EL CONFIDENCIAL 08/06/13
JOSÉ ANTONIO ZARZALEJOS
El 2 de diciembre de 2012 escribí en el diario La Vanguardia que “la hipótesis de una renuncia de Artur Mas, tributaria de su propio fracaso, no sólo no debe descartarse sino que tiene que ser considerada como una seria variable de trabajo (…) Se trataría de una decisión funcional: Mas está enjaulado en una iniciativa que ha fracasado sin que tal fiasco quede redimido por el hecho de que en el Parlamento exista una mayoría soberanista de dimensión prácticamente igual a la que existía en la legislatura anterior”. Y añadía en el periódico catalán: “Una eventual renuncia de Mas, que sería coherentemente punitiva con la envergadura de su error, no tendría efectos terapéuticos inmediatos, pero aliviaría el peso de la losa que recae sobre CiU y daría paso a un nuevo interlocutor que no estuviese encadenado por los tiempos, las formulaciones y las actitudes del líder nacionalista”.
Seis meses después, sigo pensando que Artur Mas es una rémora para Cataluña, aún más de lo que pueda serlo para España en su conjunto. El presidente de la Generalitat se ha equivocado en todas y cada una de sus decisiones; ha errado con una exactitud aritmética en cada uno de sus pasos y se ha comportado como lo hacen indefectiblemente los políticos-zombis, esto es, ejerciendo su responsabilidad política en un ámbito de realidad estrictamente virtual. La encuesta publicada ayer por El Periódico de Catalunya no sólo vendría a confirmar que la apuesta independentista de Mas y CDC con los republicanos -UDC está con un pie dentro y otro fuera- engorda a ERC y a Junqueras, sino que, además, destruye el catalanismo político y fragmenta la sociedad catalana quebrando su tradicional cohesión. O en palabras que, aunque duras, responden a la realidad: que Mas, de manera consciente o no, adentra la dinámica política de Cataluña en los ritmos, la retórica y la actitud del abertzalismo, esto es, del nacionalismo radical que creímos circunscrito al País Vasco y que es, desde luego, incompatible con la trayectoria del Principado, la idiosincrasia de su sociedad y las características lingüísticas y culturales -en modo alguno étnicas- de una identidad histórica que en la Constitución de 1978 adquirió la condición de nacionalidad.

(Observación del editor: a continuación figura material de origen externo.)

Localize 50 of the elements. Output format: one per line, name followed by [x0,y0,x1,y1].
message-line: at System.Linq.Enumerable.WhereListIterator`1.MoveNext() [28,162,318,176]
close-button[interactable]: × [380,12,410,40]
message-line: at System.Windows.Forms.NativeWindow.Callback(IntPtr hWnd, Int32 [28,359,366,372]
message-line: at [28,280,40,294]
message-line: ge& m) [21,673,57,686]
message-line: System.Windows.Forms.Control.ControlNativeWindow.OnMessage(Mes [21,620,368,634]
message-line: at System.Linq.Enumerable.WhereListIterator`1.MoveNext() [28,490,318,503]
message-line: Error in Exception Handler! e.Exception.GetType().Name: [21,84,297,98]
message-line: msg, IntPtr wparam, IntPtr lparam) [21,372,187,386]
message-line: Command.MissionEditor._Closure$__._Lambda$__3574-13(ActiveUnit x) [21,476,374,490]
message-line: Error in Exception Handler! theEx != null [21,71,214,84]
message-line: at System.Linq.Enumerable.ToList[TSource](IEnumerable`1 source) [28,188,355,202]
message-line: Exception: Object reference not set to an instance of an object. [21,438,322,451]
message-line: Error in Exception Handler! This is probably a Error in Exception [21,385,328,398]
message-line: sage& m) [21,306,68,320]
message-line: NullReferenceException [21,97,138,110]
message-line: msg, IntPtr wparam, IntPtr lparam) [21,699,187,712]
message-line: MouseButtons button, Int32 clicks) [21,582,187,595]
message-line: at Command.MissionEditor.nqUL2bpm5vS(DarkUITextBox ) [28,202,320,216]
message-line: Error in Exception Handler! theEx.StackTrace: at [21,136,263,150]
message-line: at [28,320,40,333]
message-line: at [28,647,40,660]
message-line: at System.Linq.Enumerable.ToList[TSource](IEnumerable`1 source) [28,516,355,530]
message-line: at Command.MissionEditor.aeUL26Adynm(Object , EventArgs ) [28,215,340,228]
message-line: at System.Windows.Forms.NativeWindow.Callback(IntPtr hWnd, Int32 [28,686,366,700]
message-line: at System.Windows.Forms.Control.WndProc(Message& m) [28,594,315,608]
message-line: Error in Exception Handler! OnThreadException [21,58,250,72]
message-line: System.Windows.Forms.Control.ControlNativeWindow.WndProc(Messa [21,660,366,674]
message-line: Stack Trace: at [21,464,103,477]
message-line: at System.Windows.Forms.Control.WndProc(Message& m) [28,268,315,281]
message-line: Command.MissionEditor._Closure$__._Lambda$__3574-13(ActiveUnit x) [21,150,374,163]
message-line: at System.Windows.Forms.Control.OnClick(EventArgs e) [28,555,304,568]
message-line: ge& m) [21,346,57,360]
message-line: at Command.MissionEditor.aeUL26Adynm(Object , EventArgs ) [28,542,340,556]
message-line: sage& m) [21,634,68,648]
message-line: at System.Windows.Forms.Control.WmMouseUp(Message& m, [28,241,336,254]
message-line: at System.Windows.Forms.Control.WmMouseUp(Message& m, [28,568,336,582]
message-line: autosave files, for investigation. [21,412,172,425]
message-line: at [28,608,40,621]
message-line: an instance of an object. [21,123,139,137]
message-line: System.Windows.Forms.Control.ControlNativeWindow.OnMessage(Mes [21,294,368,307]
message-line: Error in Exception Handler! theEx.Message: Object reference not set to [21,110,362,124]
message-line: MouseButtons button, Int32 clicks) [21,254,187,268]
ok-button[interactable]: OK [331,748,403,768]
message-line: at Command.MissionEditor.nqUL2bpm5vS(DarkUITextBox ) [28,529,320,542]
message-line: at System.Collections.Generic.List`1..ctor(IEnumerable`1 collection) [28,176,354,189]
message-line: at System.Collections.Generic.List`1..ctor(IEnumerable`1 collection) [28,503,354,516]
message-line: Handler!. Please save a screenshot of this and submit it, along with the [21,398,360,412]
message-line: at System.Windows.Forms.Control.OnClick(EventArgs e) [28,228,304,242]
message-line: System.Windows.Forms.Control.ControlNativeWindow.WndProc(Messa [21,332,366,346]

Siendo -para CiU al menos- un grave motivo de preocupación, la encuesta electoral, no es, ni de lejos, la información más relevante de las que proceden de Cataluña. Lo es mucho más el simposio de historiadores que en diciembre próximo, amparados y financiados por la Generalitat, van a desarrollar en ponencias diversas y todas ellas tremendistas una digresión sobre España contra Catalunya: una mirada histórica (1714-2014). Formulación que predetermina la conclusión al modo típico, insisto, del abertzalismo.

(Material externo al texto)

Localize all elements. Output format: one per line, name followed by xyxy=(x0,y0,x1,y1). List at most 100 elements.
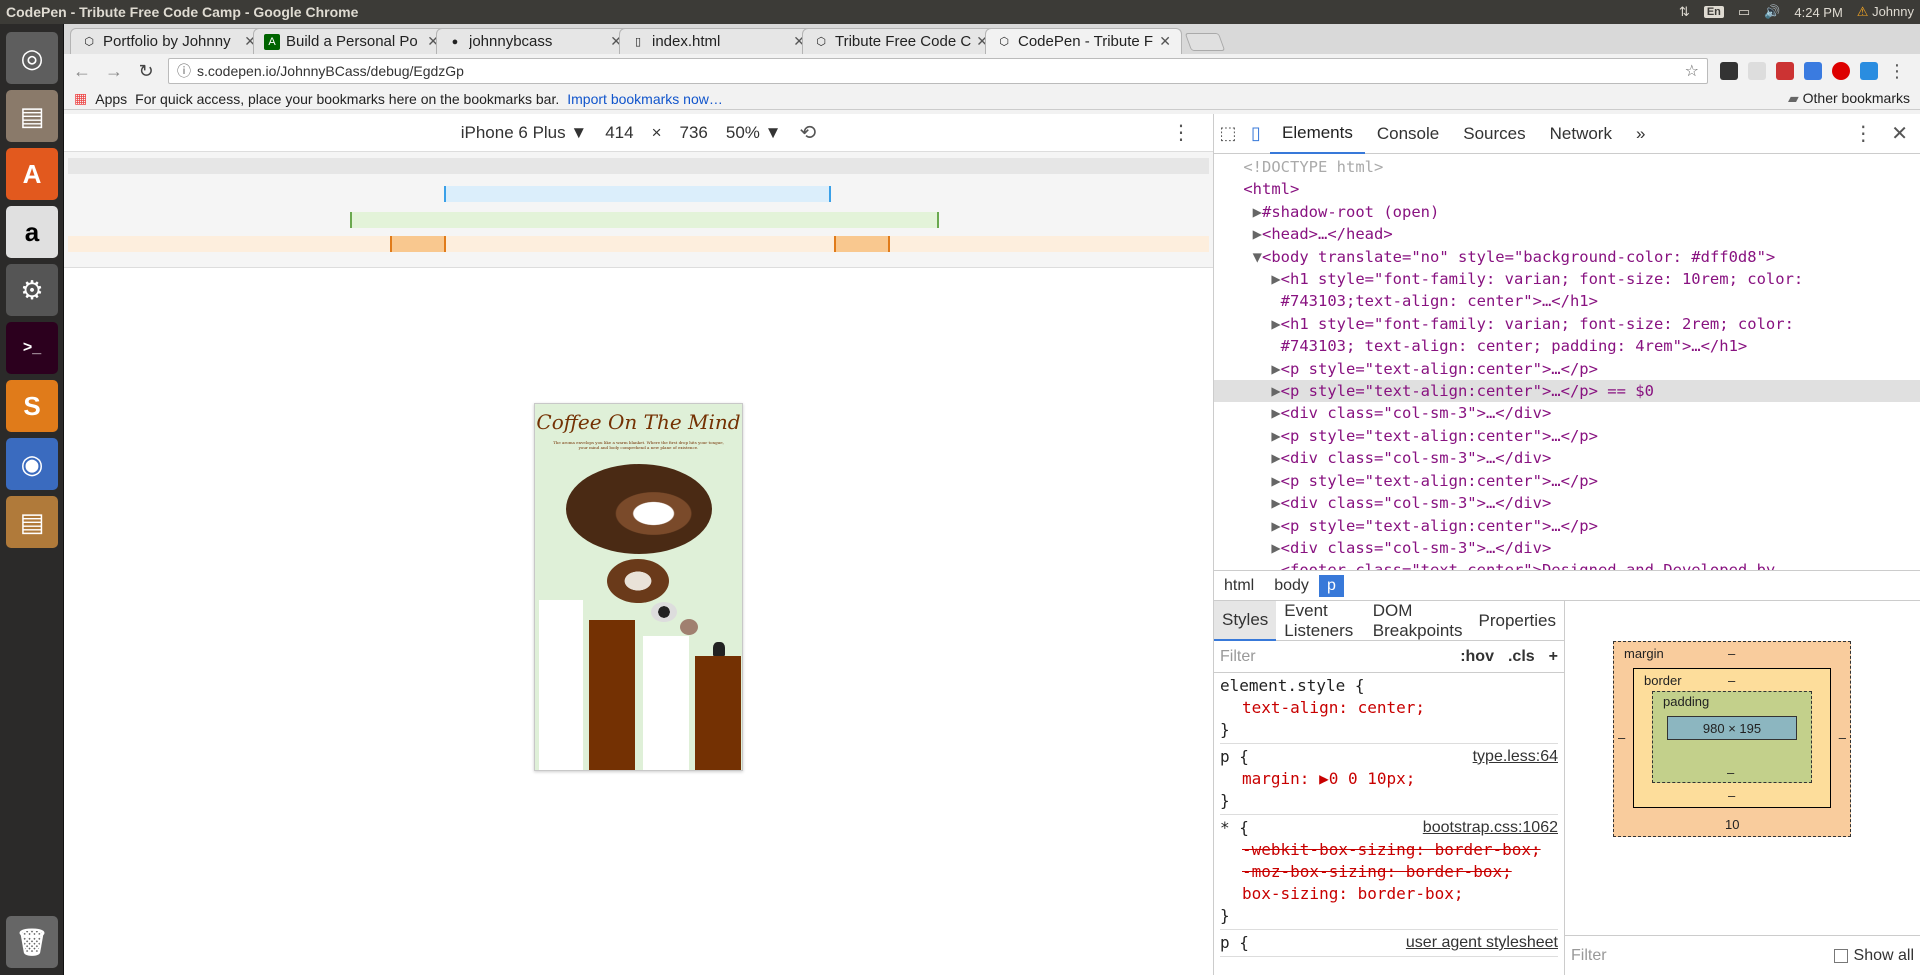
dom-node-line[interactable]: <!DOCTYPE html> xyxy=(1234,156,1920,178)
tab-properties[interactable]: Properties xyxy=(1471,601,1564,641)
chrome-menu-icon[interactable]: ⋮ xyxy=(1888,61,1906,82)
css-property[interactable]: text-align: center; xyxy=(1220,697,1558,719)
network-transfer-icon[interactable]: ⇅ xyxy=(1679,4,1690,20)
expand-arrow-icon[interactable]: ▼ xyxy=(1253,248,1262,266)
tab-portfolio[interactable]: ⬡ Portfolio by Johnny ✕ xyxy=(70,28,267,54)
tab-build-portfolio[interactable]: A Build a Personal Po ✕ xyxy=(253,28,450,54)
reload-button[interactable]: ↻ xyxy=(136,61,156,82)
dom-tree[interactable]: <!DOCTYPE html> <html> ▶#shadow-root (op… xyxy=(1214,154,1920,571)
expand-arrow-icon[interactable]: ▶ xyxy=(1271,449,1280,467)
dom-node-line[interactable]: ▶<div class="col-sm-3">…</div> xyxy=(1234,447,1920,469)
box-model-border[interactable]: border – – padding – 980 × 195 xyxy=(1633,668,1831,808)
css-selector[interactable]: element.style { xyxy=(1220,675,1558,697)
tab-styles[interactable]: Styles xyxy=(1214,600,1277,641)
tab-tribute[interactable]: ⬡ Tribute Free Code C ✕ xyxy=(802,28,999,54)
cls-toggle[interactable]: .cls xyxy=(1508,648,1535,666)
box-model-content[interactable]: 980 × 195 xyxy=(1667,716,1797,740)
new-tab-button[interactable] xyxy=(1184,33,1226,51)
apps-icon[interactable]: ▦ xyxy=(74,90,87,107)
dom-node-line[interactable]: ▶<div class="col-sm-3">…</div> xyxy=(1234,537,1920,559)
mq-row-blue[interactable] xyxy=(444,186,831,202)
mq-row-orange-left[interactable] xyxy=(390,236,446,252)
page-preview[interactable]: Coffee On The Mind The aroma envelops yo… xyxy=(534,403,743,771)
tab-event-listeners[interactable]: Event Listeners xyxy=(1276,601,1364,641)
dom-node-line[interactable]: ▶<p style="text-align:center">…</p> xyxy=(1234,470,1920,492)
zoom-select[interactable]: 50% ▼ xyxy=(726,123,782,143)
dom-node-line[interactable]: <html> xyxy=(1234,178,1920,200)
expand-arrow-icon[interactable]: ▶ xyxy=(1253,203,1262,221)
hov-toggle[interactable]: :hov xyxy=(1460,648,1494,666)
close-devtools-icon[interactable]: ✕ xyxy=(1891,121,1908,146)
extension-icon[interactable] xyxy=(1748,62,1766,80)
styles-filter-input[interactable]: Filter xyxy=(1220,648,1256,666)
dom-node-line[interactable]: ▶#shadow-root (open) xyxy=(1234,201,1920,223)
device-width[interactable]: 414 xyxy=(605,123,633,143)
mq-row-grey[interactable] xyxy=(68,158,1209,174)
keyboard-indicator[interactable]: En xyxy=(1703,6,1724,18)
expand-arrow-icon[interactable]: ▶ xyxy=(1271,517,1280,535)
mq-row-orange[interactable] xyxy=(68,236,1209,252)
css-rule[interactable]: element.style {text-align: center;} xyxy=(1220,675,1558,744)
dom-node-line[interactable]: ▶<div class="col-sm-3">…</div> xyxy=(1234,492,1920,514)
dom-node-line[interactable]: ▶<p style="text-align:center">…</p> xyxy=(1234,358,1920,380)
apps-shortcut[interactable]: Apps xyxy=(95,91,127,107)
tab-codepen-tribute[interactable]: ⬡ CodePen - Tribute F ✕ xyxy=(985,28,1182,54)
expand-arrow-icon[interactable]: ▶ xyxy=(1271,539,1280,557)
mq-row-orange-right[interactable] xyxy=(834,236,890,252)
css-rule[interactable]: p {type.less:64 margin: ▶0 0 10px;} xyxy=(1220,746,1558,815)
breadcrumb-p[interactable]: p xyxy=(1318,574,1344,597)
back-button[interactable]: ← xyxy=(72,61,92,82)
extension-icon-red[interactable] xyxy=(1776,62,1794,80)
tab-index-html[interactable]: ▯ index.html ✕ xyxy=(619,28,816,54)
box-model-margin[interactable]: margin – – – 10 border – – padding – 980… xyxy=(1613,641,1851,837)
tab-dom-breakpoints[interactable]: DOM Breakpoints xyxy=(1365,601,1471,641)
extension-icon-blue[interactable] xyxy=(1804,62,1822,80)
rotate-icon[interactable]: ⟲ xyxy=(799,120,816,145)
dom-node-line[interactable]: ▶<h1 style="font-family: varian; font-si… xyxy=(1234,268,1920,290)
volume-icon[interactable]: 🔊 xyxy=(1764,4,1780,20)
forward-button[interactable]: → xyxy=(104,61,124,82)
device-toggle-icon[interactable]: ▯ xyxy=(1242,123,1270,144)
computed-filter-input[interactable]: Filter xyxy=(1571,947,1607,965)
page-info-icon[interactable]: ⓘ xyxy=(177,61,191,81)
show-all-toggle[interactable]: Show all xyxy=(1833,947,1914,965)
expand-arrow-icon[interactable]: ▶ xyxy=(1253,225,1262,243)
close-tab-icon[interactable]: ✕ xyxy=(1159,33,1171,50)
device-menu-icon[interactable]: ⋮ xyxy=(1171,120,1191,145)
expand-arrow-icon[interactable]: ▶ xyxy=(1271,404,1280,422)
trash-icon[interactable]: 🗑 xyxy=(6,916,58,968)
settings-icon[interactable]: ⚙ xyxy=(6,264,58,316)
user-menu[interactable]: ⚠ Johnny xyxy=(1857,4,1914,20)
software-center-icon[interactable]: A xyxy=(6,148,58,200)
bookmark-star-icon[interactable]: ☆ xyxy=(1685,61,1699,81)
css-source-link[interactable]: type.less:64 xyxy=(1473,746,1558,768)
clock[interactable]: 4:24 PM xyxy=(1794,5,1842,20)
pocket-extension-icon[interactable] xyxy=(1720,62,1738,80)
css-property[interactable]: margin: ▶0 0 10px; xyxy=(1220,768,1558,790)
terminal-icon[interactable]: >_ xyxy=(6,322,58,374)
tab-sources[interactable]: Sources xyxy=(1451,114,1537,154)
dom-node-line[interactable]: <footer class="text-center">Designed and… xyxy=(1234,559,1920,570)
expand-arrow-icon[interactable]: ▶ xyxy=(1271,472,1280,490)
extension-icon-circle[interactable] xyxy=(1832,62,1850,80)
dom-node-line[interactable]: #743103; text-align: center; padding: 4r… xyxy=(1234,335,1920,357)
css-property[interactable]: -moz-box-sizing: border-box; xyxy=(1220,861,1558,883)
mq-row-green[interactable] xyxy=(350,212,939,228)
css-property[interactable]: -webkit-box-sizing: border-box; xyxy=(1220,839,1558,861)
other-bookmarks[interactable]: ▰ Other bookmarks xyxy=(1788,90,1910,107)
css-rule[interactable]: p {user agent stylesheet xyxy=(1220,932,1558,957)
files-icon[interactable]: ▤ xyxy=(6,90,58,142)
expand-arrow-icon[interactable]: ▶ xyxy=(1271,494,1280,512)
more-tabs-button[interactable]: » xyxy=(1624,114,1657,154)
expand-arrow-icon[interactable]: ▶ xyxy=(1271,270,1280,288)
sublime-text-icon[interactable]: S xyxy=(6,380,58,432)
amazon-icon[interactable]: a xyxy=(6,206,58,258)
devtools-menu-icon[interactable]: ⋮ xyxy=(1853,121,1873,146)
tab-network[interactable]: Network xyxy=(1538,114,1624,154)
css-property[interactable]: box-sizing: border-box; xyxy=(1220,883,1558,905)
css-rule[interactable]: * {bootstrap.css:1062 -webkit-box-sizing:… xyxy=(1220,817,1558,930)
dom-node-line[interactable]: ▶<p style="text-align:center">…</p> xyxy=(1234,515,1920,537)
device-height[interactable]: 736 xyxy=(680,123,708,143)
dom-node-line[interactable]: ▶<head>…</head> xyxy=(1234,223,1920,245)
expand-arrow-icon[interactable]: ▶ xyxy=(1271,315,1280,333)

Este encuentro de historiadores locales y algunos valencianos -el guión ha sido tachado de “disparate” por el hispanista John H. Elliot y Álvarez Junco, autor de la polémica Mater Dolorosa, ha dicho que “no estoy dispuesto a que los nacionalistas me deformen”- contiene un enorme potencial destructivo de los elementos positivos del catalanismo político y del nacionalismo de CiU porque sigue la senda del peor sectarismo: localizar y dimensionar de forma extrema la supuesta hostilidad de España contra Cataluña creando así el enemigo exterior que mantiene prietas las filas del independentismo; cincelar una tesis canónica y oficial sobre trescientos años de supuesta opresión española sobre Cataluña, sublimando así el victimismo, y construir una identidad histórica de aquella comunidad sobre la denigración de la historia de España en la que los catalanes solo habrían estado presentes como meros figurantes. En definitiva -y eso es muy peligroso- definir como han hecho los nacionalistas vascos y la izquierda abertzale los términos históricos del conflicto España-Cataluña.

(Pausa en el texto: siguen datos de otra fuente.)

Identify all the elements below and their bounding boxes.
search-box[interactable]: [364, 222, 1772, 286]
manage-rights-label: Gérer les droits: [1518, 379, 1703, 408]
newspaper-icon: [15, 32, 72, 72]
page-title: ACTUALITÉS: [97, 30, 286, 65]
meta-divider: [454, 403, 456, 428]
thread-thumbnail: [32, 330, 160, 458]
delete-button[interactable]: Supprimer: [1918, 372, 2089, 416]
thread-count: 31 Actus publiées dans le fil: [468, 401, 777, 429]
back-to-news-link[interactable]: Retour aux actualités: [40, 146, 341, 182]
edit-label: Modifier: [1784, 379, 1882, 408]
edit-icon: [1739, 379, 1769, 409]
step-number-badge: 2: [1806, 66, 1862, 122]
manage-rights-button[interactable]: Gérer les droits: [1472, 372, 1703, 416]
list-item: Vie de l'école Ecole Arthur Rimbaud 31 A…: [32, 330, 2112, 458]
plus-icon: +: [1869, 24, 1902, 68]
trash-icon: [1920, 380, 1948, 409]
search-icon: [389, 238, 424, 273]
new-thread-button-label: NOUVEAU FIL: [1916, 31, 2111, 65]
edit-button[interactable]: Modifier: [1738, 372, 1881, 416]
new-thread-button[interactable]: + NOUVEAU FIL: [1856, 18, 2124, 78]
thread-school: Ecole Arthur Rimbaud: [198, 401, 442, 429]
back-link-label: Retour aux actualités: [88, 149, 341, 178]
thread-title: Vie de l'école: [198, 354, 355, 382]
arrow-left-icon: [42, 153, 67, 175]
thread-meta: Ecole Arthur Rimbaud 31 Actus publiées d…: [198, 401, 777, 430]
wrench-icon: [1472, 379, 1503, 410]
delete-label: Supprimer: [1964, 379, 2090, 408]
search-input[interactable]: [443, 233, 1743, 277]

Este encadenamiento de decisiones erráticas y confundidas, es propia de un líder político que dejó pasar la oportunidad de reconocer su fracaso y marcharse. Sin embargo se ha dedicado a abrazarse a su fiasco supeditando a su ensoñación valores de gran importancia para Cataluña y para el resto de España. El caudillismo de los visionarios -y Mas lo es- se desarrolla siempre en ámbitos de realidad virtual que se aproximan al embuste. Así, la independencia de Cataluña resolvería sus problemas económico-sociales porque España dejaría de “robar” a los catalanes; Cataluña podría constituirse en un Estado en la Unión Europea sin mayores dificultades o con obstáculos superables; Cataluña mantendría su cohesión social porque se elaboraría un proyecto inclusivo… todo un rosario de eventuales logros frente a la injusta realidad de una Cataluña “expoliada” por España y oprimida en sus expresiones de identidad más profunda.
Artur Mas no está causando solo los destrozos políticos que se producen en Cataluña. ERC le ampara y la federación que le sostiene -CiU- se los consiente. Y la postura ambigua y contorsionista del PSC le alienta, mientras la irrelevancia del PP le despreocupa y no le altera –de momento—la persistencia (con futuro exitoso) de Ciutadans de Albert Rivera que, como escribí el pasado sábado, depreda a los populares. Mientras, el quietismo de Rajoy -sin una política digna de tal nombre para abordar la crisis que plantea Cataluña- permite a Mas ir ganando terreno, embarrándolo. Pero el presidente de la Generalitat, como los náufragos, no elige puerto sino que se deja llevar por su deriva. Le ha sucedido lo que advertía el polifacético Elbert Hubbard: “Un fracasado es un hombre que ha cometido un error pero que no es capaz de convertirlo en una experiencia”.
Para los que somos afectos al catalanismo contemplar el proceso de su destrucción sistemática es la constatación de que la crisis política en España ha alcanzado ya un nivel sísmico y sistémico.